Secretary of State Mike Pompeo on Monday announced that the agency's new human rights commission will be chaired by a Harvard Law School professor known for her opposition to same-sex marriage.

The newly-formed Commission on Unalienable Rights has been criticized by LGBT rights activists who have questioned its mission to stress “natural law and natural rights.”

Mary Ann Glendon, who was appointed U.S. ambassador to the Vatican by former President George W. Bush, has defended Bush's support for an amendment to the U.S. Constitution defining marriage as a heterosexual union.

Glendon argued that marriage equality was not a civil rights issue and would threaten so-called religious freedom.

“What same-sex marriage advocates have tried to present as a civil rights issue is really a bid for special preferences of the type our society gives to married couples for the very good reason that most of them are raising or have raised children,” she wrote in an op-ed at the time.

“Every person and every religion that disagrees [with same-sex marriage] will be labeled as bigoted and openly discriminated against,” she added.

In announcing Glendon as chair, Pompeo described her as “the perfect person to chair this effort.”
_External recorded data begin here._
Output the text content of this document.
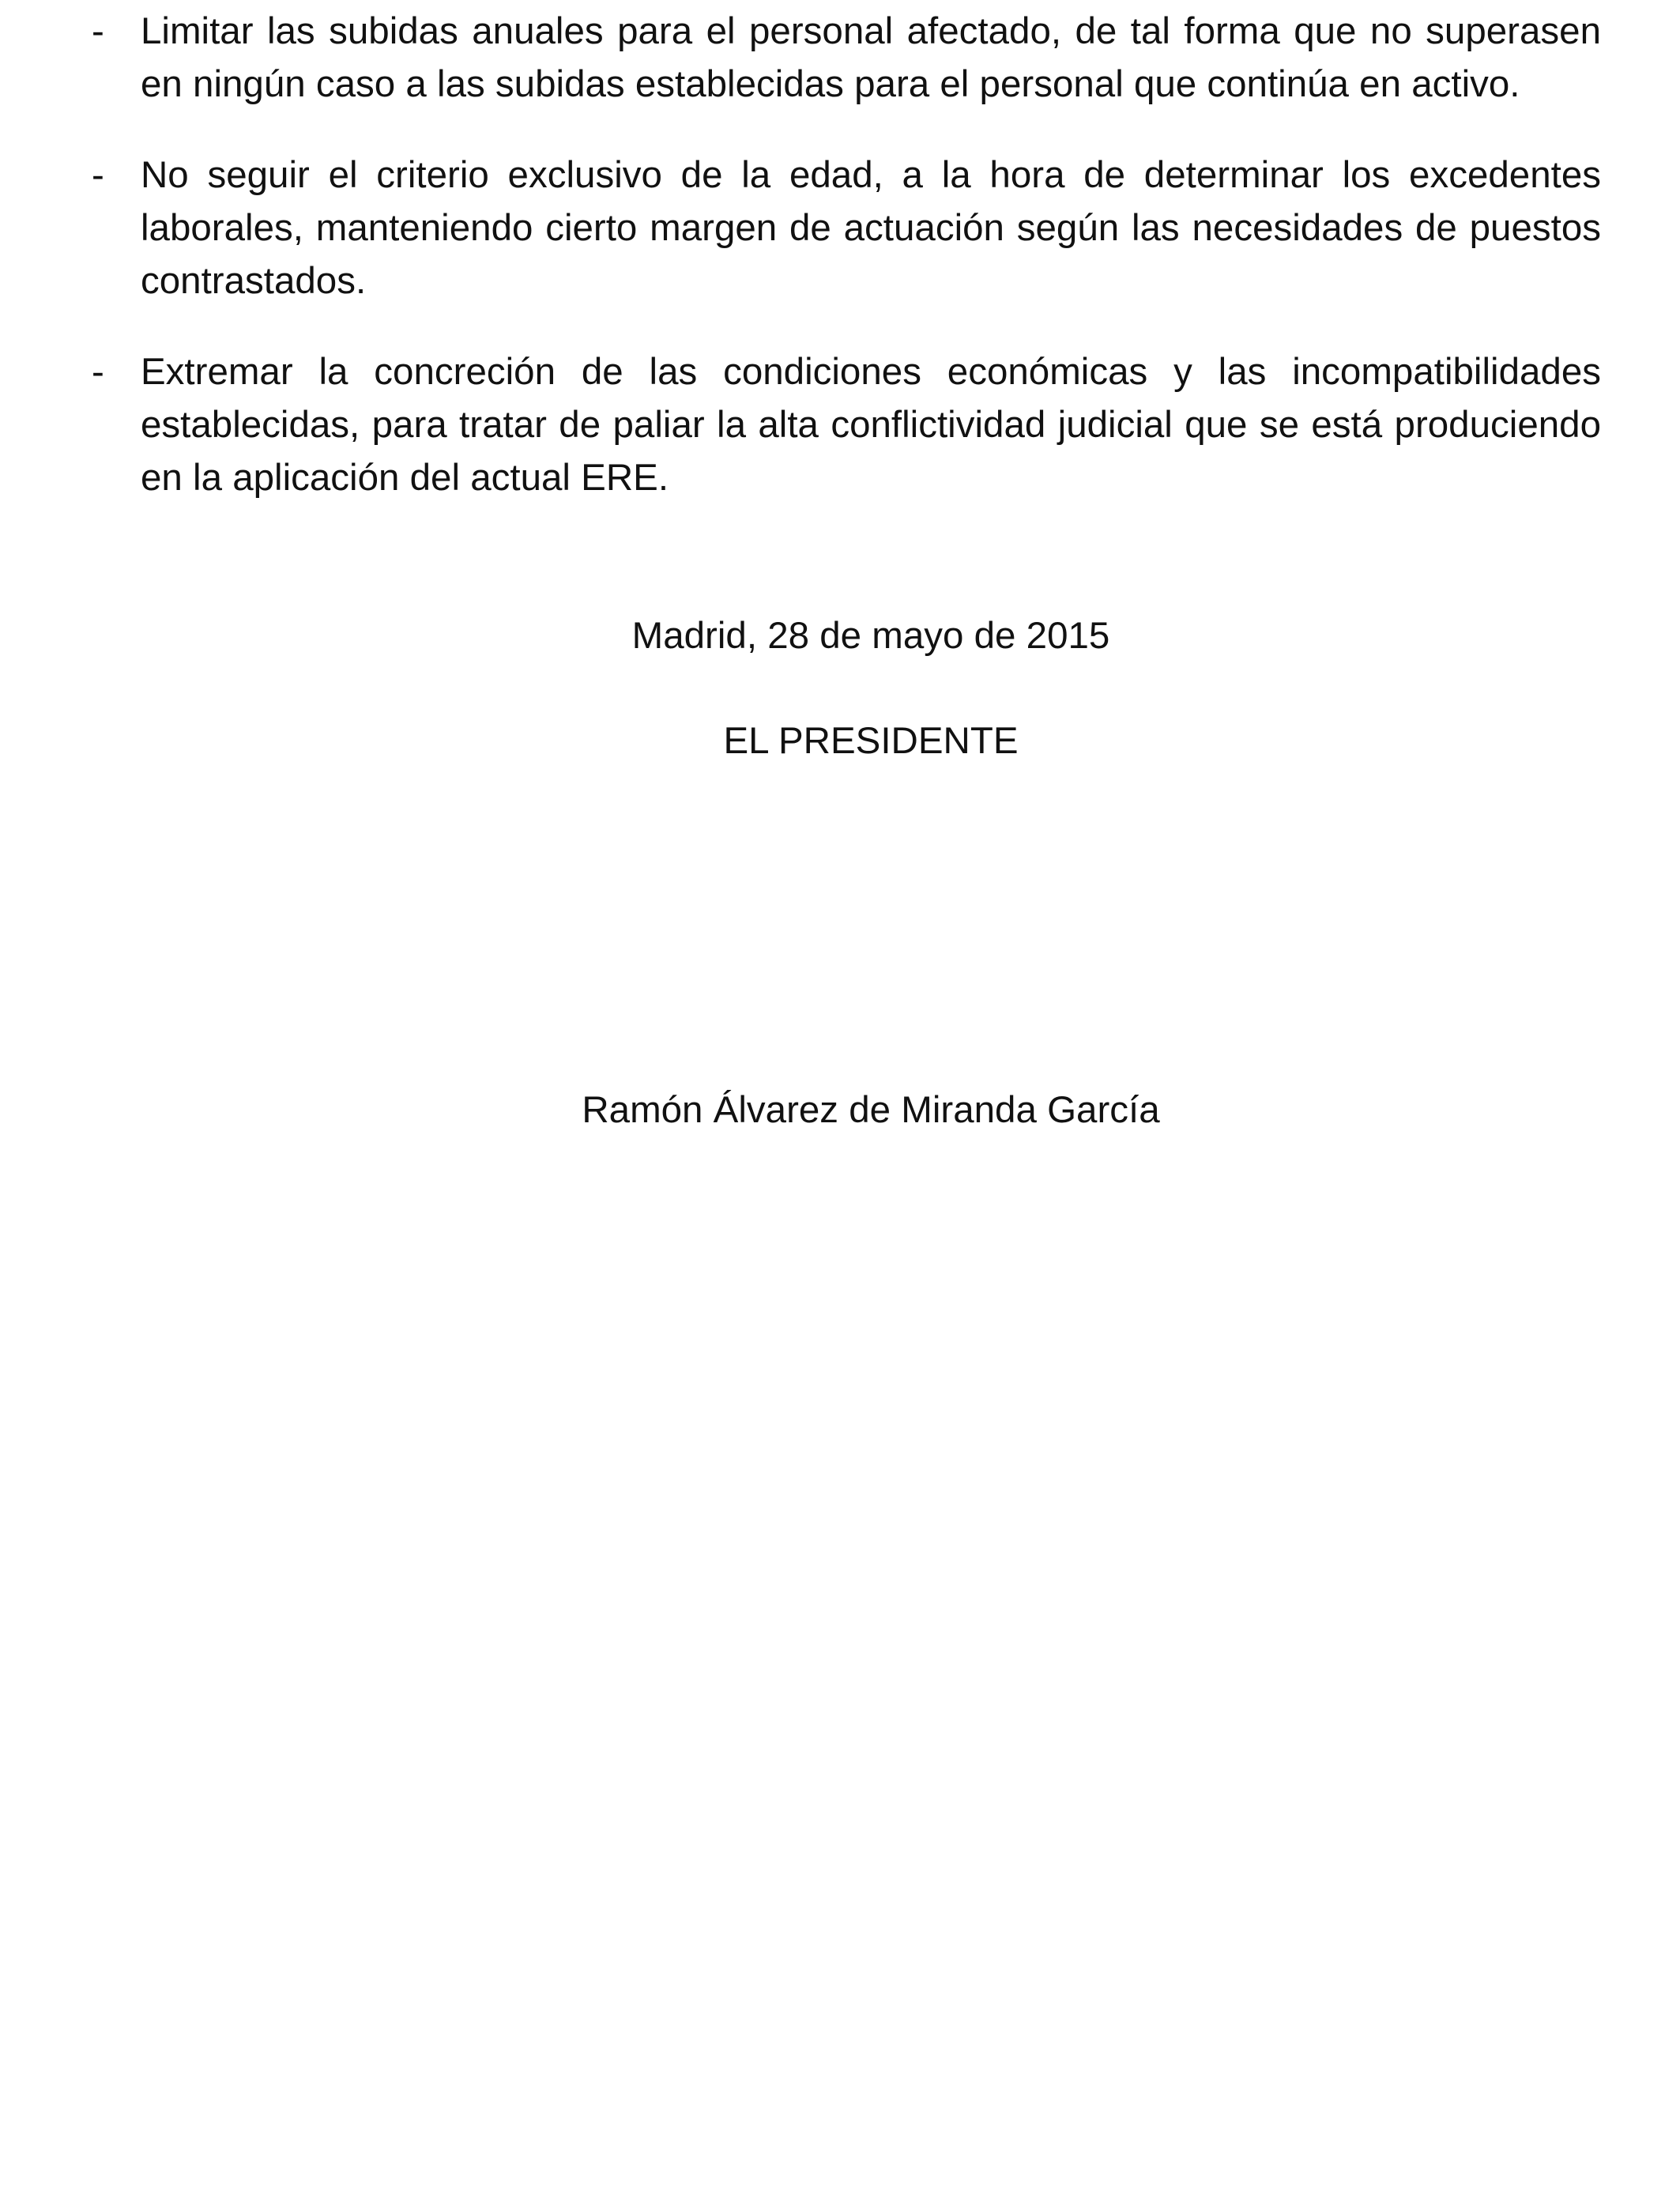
- Limitar las subidas anuales para el personal afectado, de tal forma que no superasen en ningún caso a las subidas establecidas para el personal que continúa en activo.
- No seguir el criterio exclusivo de la edad, a la hora de determinar los excedentes laborales, manteniendo cierto margen de actuación según las necesidades de puestos contrastados.
- Extremar la concreción de las condiciones económicas y las incompatibilidades establecidas, para tratar de paliar la alta conflictividad judicial que se está produciendo en la aplicación del actual ERE.

Madrid, 28 de mayo de 2015

EL PRESIDENTE

Ramón Álvarez de Miranda García
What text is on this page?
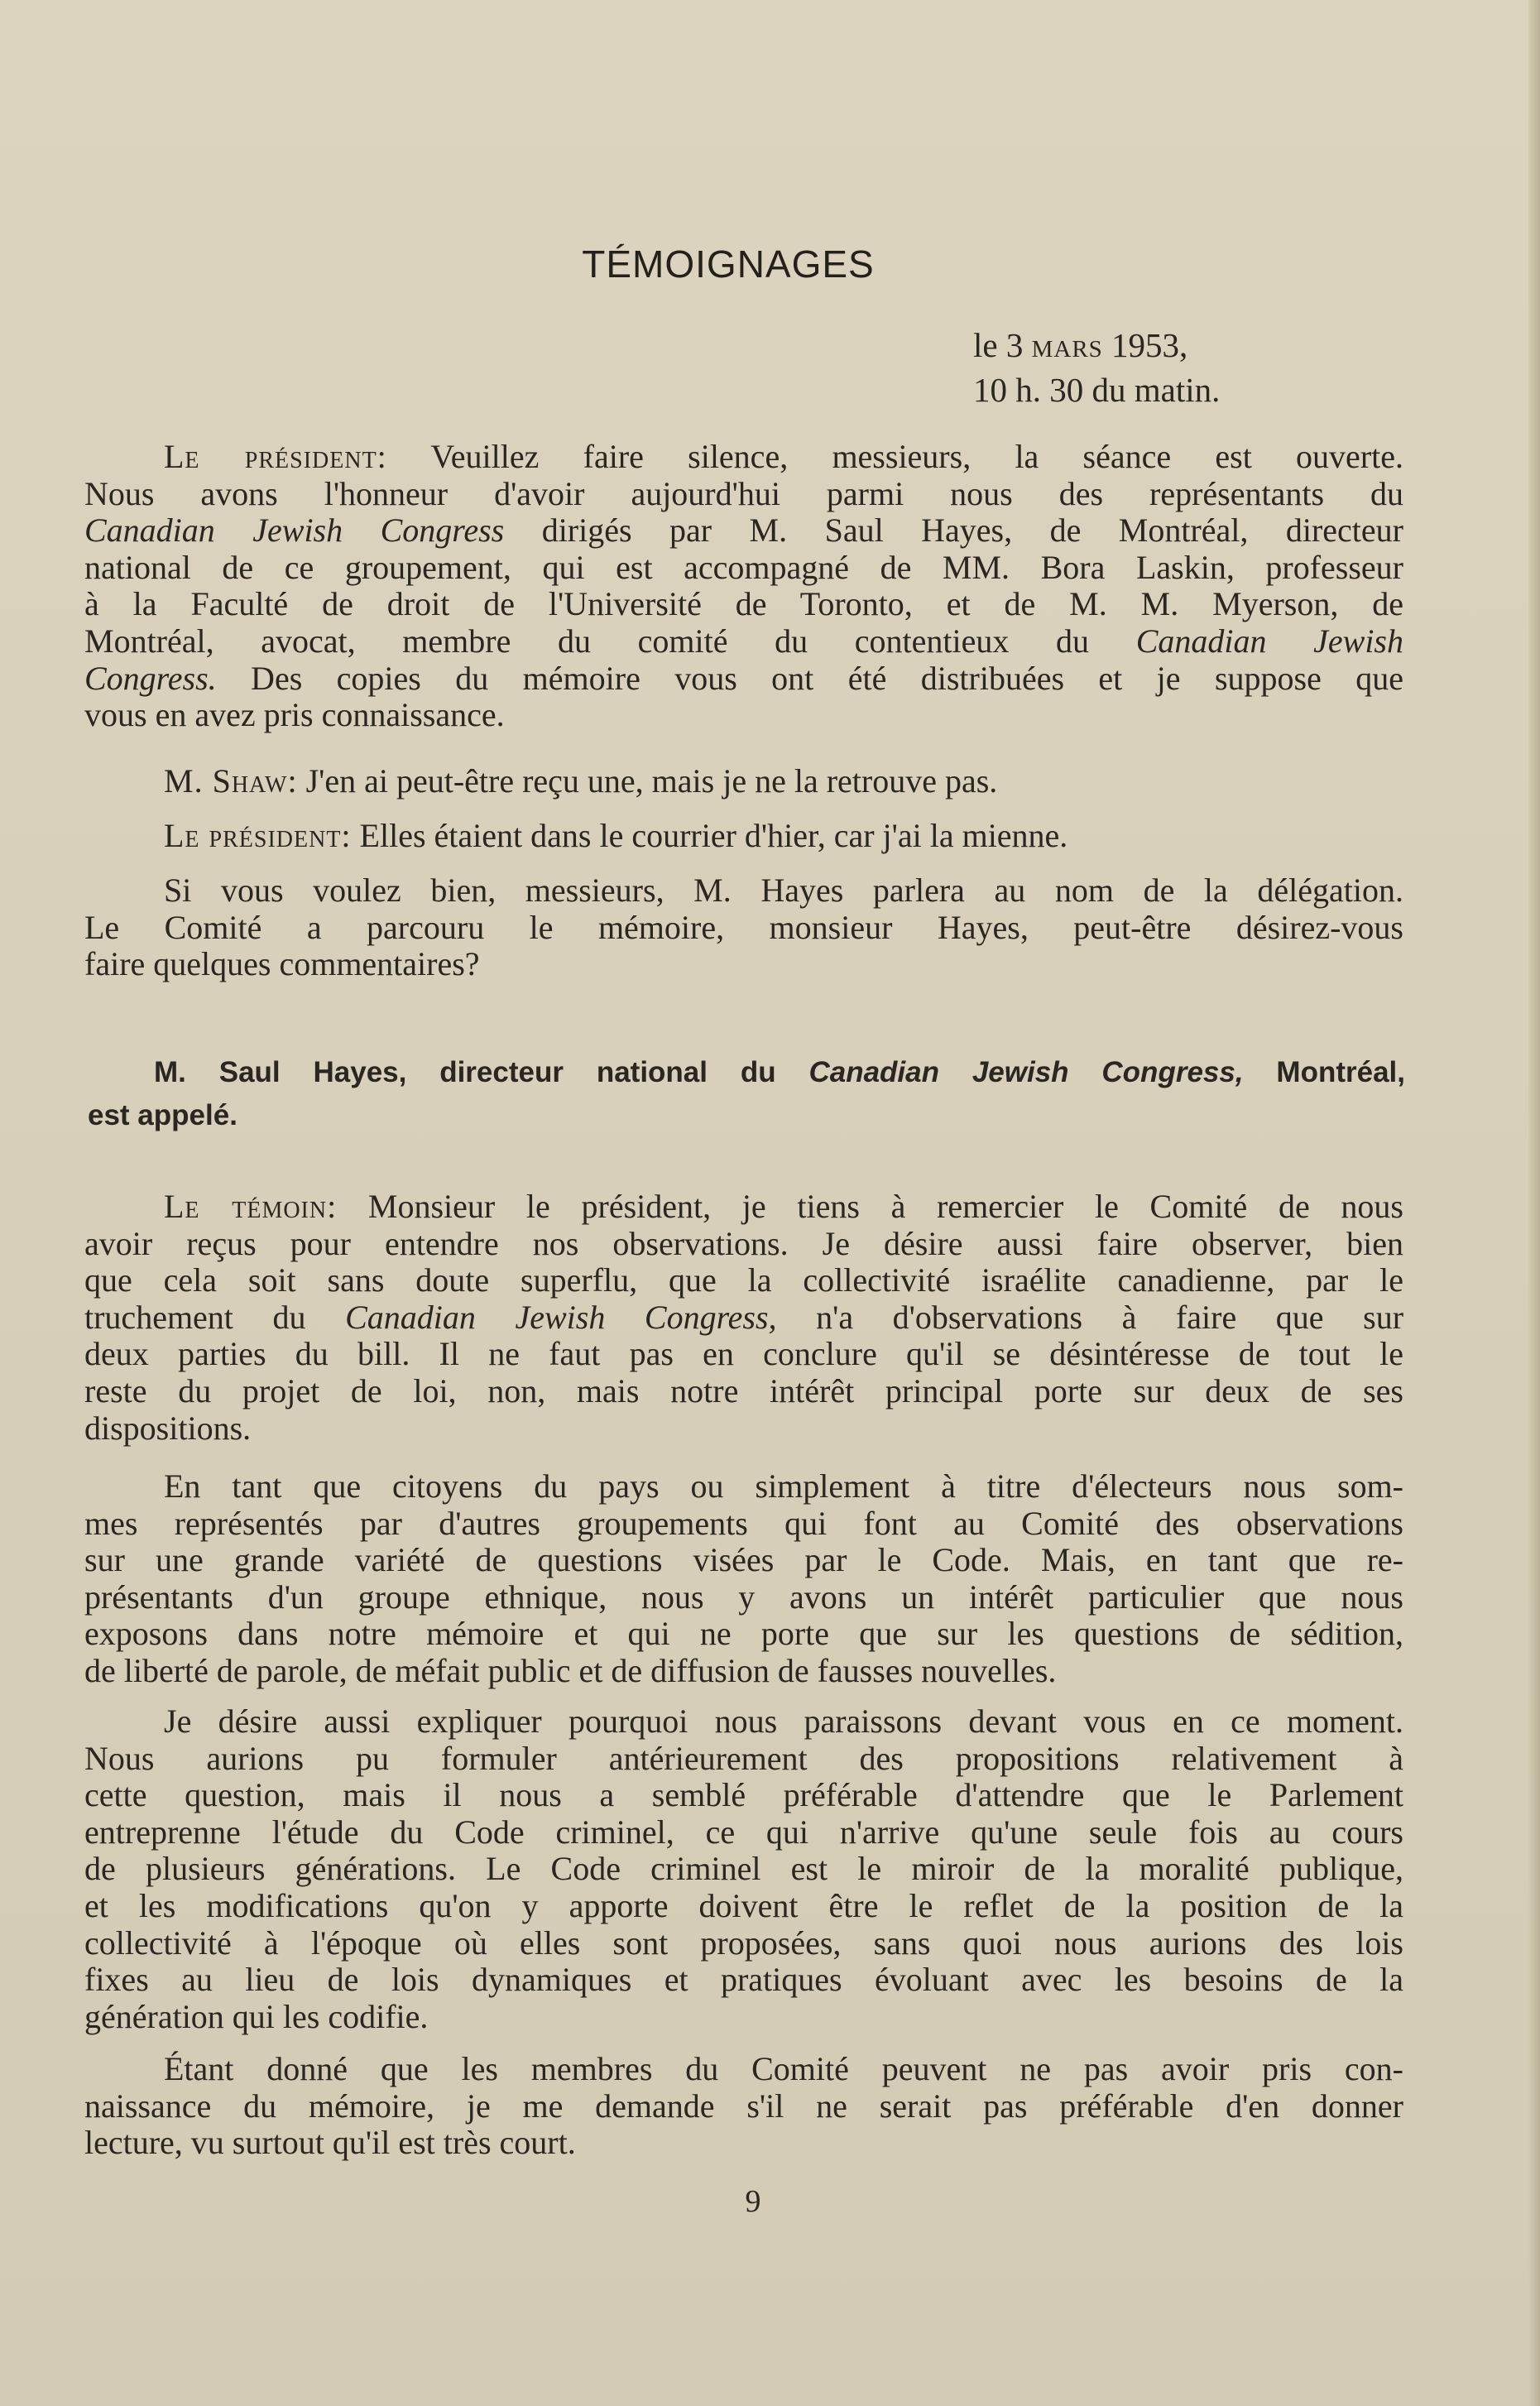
TÉMOIGNAGES
le 3 mars 1953,
10 h. 30 du matin.
Le président: Veuillez faire silence, messieurs, la séance est ouverte.
Nous avons l'honneur d'avoir aujourd'hui parmi nous des représentants du
Canadian Jewish Congress dirigés par M. Saul Hayes, de Montréal, directeur
national de ce groupement, qui est accompagné de MM. Bora Laskin, professeur
à la Faculté de droit de l'Université de Toronto, et de M. M. Myerson, de
Montréal, avocat, membre du comité du contentieux du Canadian Jewish
Congress. Des copies du mémoire vous ont été distribuées et je suppose que
vous en avez pris connaissance.
M. Shaw: J'en ai peut-être reçu une, mais je ne la retrouve pas.
Le président: Elles étaient dans le courrier d'hier, car j'ai la mienne.
Si vous voulez bien, messieurs, M. Hayes parlera au nom de la délégation.
Le Comité a parcouru le mémoire, monsieur Hayes, peut-être désirez-vous
faire quelques commentaires?
M. Saul Hayes, directeur national du Canadian Jewish Congress, Montréal,
est appelé.
Le témoin: Monsieur le président, je tiens à remercier le Comité de nous
avoir reçus pour entendre nos observations. Je désire aussi faire observer, bien
que cela soit sans doute superflu, que la collectivité israélite canadienne, par le
truchement du Canadian Jewish Congress, n'a d'observations à faire que sur
deux parties du bill. Il ne faut pas en conclure qu'il se désintéresse de tout le
reste du projet de loi, non, mais notre intérêt principal porte sur deux de ses
dispositions.
En tant que citoyens du pays ou simplement à titre d'électeurs nous som-
mes représentés par d'autres groupements qui font au Comité des observations
sur une grande variété de questions visées par le Code. Mais, en tant que re-
présentants d'un groupe ethnique, nous y avons un intérêt particulier que nous
exposons dans notre mémoire et qui ne porte que sur les questions de sédition,
de liberté de parole, de méfait public et de diffusion de fausses nouvelles.
Je désire aussi expliquer pourquoi nous paraissons devant vous en ce moment.
Nous aurions pu formuler antérieurement des propositions relativement à
cette question, mais il nous a semblé préférable d'attendre que le Parlement
entreprenne l'étude du Code criminel, ce qui n'arrive qu'une seule fois au cours
de plusieurs générations. Le Code criminel est le miroir de la moralité publique,
et les modifications qu'on y apporte doivent être le reflet de la position de la
collectivité à l'époque où elles sont proposées, sans quoi nous aurions des lois
fixes au lieu de lois dynamiques et pratiques évoluant avec les besoins de la
génération qui les codifie.
Étant donné que les membres du Comité peuvent ne pas avoir pris con-
naissance du mémoire, je me demande s'il ne serait pas préférable d'en donner
lecture, vu surtout qu'il est très court.
9
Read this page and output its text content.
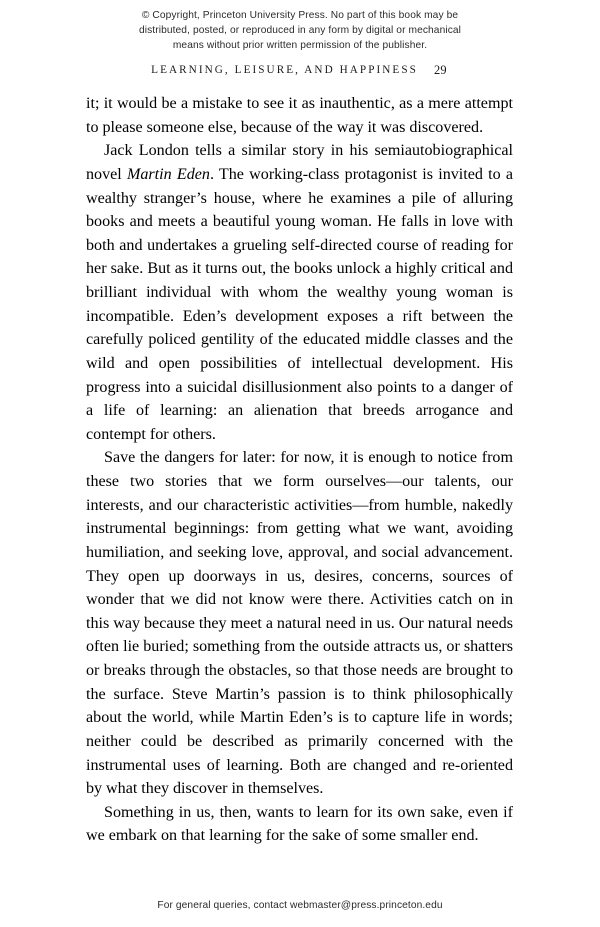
© Copyright, Princeton University Press. No part of this book may be
distributed, posted, or reproduced in any form by digital or mechanical
means without prior written permission of the publisher.
LEARNING, LEISURE, AND HAPPINESS 29

it; it would be a mistake to see it as inauthentic, as a mere attempt to please someone else, because of the way it was discovered.

Jack London tells a similar story in his semiautobiographical novel Martin Eden. The working-class protagonist is invited to a wealthy stranger’s house, where he examines a pile of alluring books and meets a beautiful young woman. He falls in love with both and undertakes a grueling self-directed course of reading for her sake. But as it turns out, the books unlock a highly critical and brilliant individual with whom the wealthy young woman is incompatible. Eden’s development exposes a rift between the carefully policed gentility of the educated middle classes and the wild and open possibilities of intellectual development. His progress into a suicidal disillusionment also points to a danger of a life of learning: an alienation that breeds arrogance and contempt for others.

Save the dangers for later: for now, it is enough to notice from these two stories that we form ourselves—our talents, our interests, and our characteristic activities—from humble, nakedly instrumental beginnings: from getting what we want, avoiding humiliation, and seeking love, approval, and social advancement. They open up doorways in us, desires, concerns, sources of wonder that we did not know were there. Activities catch on in this way because they meet a natural need in us. Our natural needs often lie buried; something from the outside attracts us, or shatters or breaks through the obstacles, so that those needs are brought to the surface. Steve Martin’s passion is to think philosophically about the world, while Martin Eden’s is to capture life in words; neither could be described as primarily concerned with the instrumental uses of learning. Both are changed and re-oriented by what they discover in themselves.

Something in us, then, wants to learn for its own sake, even if we embark on that learning for the sake of some smaller end.

For general queries, contact webmaster@press.princeton.edu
In an op-ed on the commission published by the Wall Street Journal on Sunday, Pompeo wrote that “rights claims are often aimed more at rewarding interest groups and dividing humanity into subgroups.”

Speaking with the Washington Blade, Council for Global Equality Chair Mark Bromley said that he “fears that this is part of a broader effort to push back against human rights for LGBTI individuals by creating a new hierarchy of rights – with religious freedom at the pinnacle and rights for LGBTI citizens in the 'alienable' category.'”

Neither Pompeo nor Glendon answered reporters' questions on Monday.